A master always needs the right tools.
Such was the case with German ambient music composer Nils Frahm, who dedicated the past five years to painstakingly build his dream studio inside the famed 1950s East German recording studio, Funkhaus, beside the River Spree. Despite its vintage pedigree, Frahm deconstructed the space and kept it modern.
A pipe organ and a custom-made mixing desk were built and Frahm moved in his arsenal of keyboards and drum machines. The end result is All Melody, his beautifully textured ninth album.
What is immediately striking here is how it lacks a particular theme. Nearly all of Frahm's oeuvre revolved around a basic concept, which at times almost felt like a challenge he sets himself. His previous record, 2011's Felt, had Frahm composing on a piano draped with a heavy cloth, which resulted in a sound as equally oblique as rhythmic.

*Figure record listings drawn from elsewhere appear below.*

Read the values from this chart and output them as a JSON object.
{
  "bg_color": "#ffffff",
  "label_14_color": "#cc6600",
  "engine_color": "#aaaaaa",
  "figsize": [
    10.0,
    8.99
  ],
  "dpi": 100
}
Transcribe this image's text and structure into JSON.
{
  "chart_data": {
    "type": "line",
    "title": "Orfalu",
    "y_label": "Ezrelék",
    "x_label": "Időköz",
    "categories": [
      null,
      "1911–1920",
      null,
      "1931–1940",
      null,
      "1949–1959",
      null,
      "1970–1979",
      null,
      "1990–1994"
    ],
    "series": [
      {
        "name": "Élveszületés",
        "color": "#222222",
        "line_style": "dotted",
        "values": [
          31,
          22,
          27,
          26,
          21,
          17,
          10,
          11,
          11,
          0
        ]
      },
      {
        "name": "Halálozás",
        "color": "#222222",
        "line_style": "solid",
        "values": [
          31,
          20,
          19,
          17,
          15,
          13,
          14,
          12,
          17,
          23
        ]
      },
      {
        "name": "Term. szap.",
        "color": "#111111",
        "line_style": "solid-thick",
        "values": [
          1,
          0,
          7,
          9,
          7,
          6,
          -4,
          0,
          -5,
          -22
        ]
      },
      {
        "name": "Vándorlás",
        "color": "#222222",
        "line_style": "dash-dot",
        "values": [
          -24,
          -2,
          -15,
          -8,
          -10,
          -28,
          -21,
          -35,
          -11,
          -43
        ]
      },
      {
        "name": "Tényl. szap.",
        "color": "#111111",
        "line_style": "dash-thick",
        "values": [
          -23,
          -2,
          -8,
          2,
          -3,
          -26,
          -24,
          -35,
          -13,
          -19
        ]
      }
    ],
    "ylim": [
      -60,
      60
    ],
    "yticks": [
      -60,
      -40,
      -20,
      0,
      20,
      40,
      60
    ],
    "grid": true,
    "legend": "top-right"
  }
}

The follow-up was even more daring – 2012's Screws had him playing with nine fingers after he broke his thumb.
All Melody does away with all of that and you can hear that sense of catharsis through the tracks. Frahm is not interested in virtuosity here, instead it is all about creating a sustained mood. Hence, the recommendation to hear it in one setting and preferably with good headphones.
The nine-minute Sunson is a hazy dream of washed out keyboards and forlorn organ pipes that only perks up with the arrival of subtle synths and a bass marimba. My Friend the Forest is all about the details: the quiet and almost improvised piano is accompanied by gentle guitar strumming. The rhythm is provided through the shifting of the piano hammers – meaning Frahms placed the microphones deep within the instrument.
It is in the title track where the proceedings liven up a tad through muted dance-music rhythms and a spree of Frahm’s powerful ostinatos.
Chilled enough for a late-night drive and with enough energy to feature in a Sunset Dance Music compilation, All Melody finds Frahm loose and free.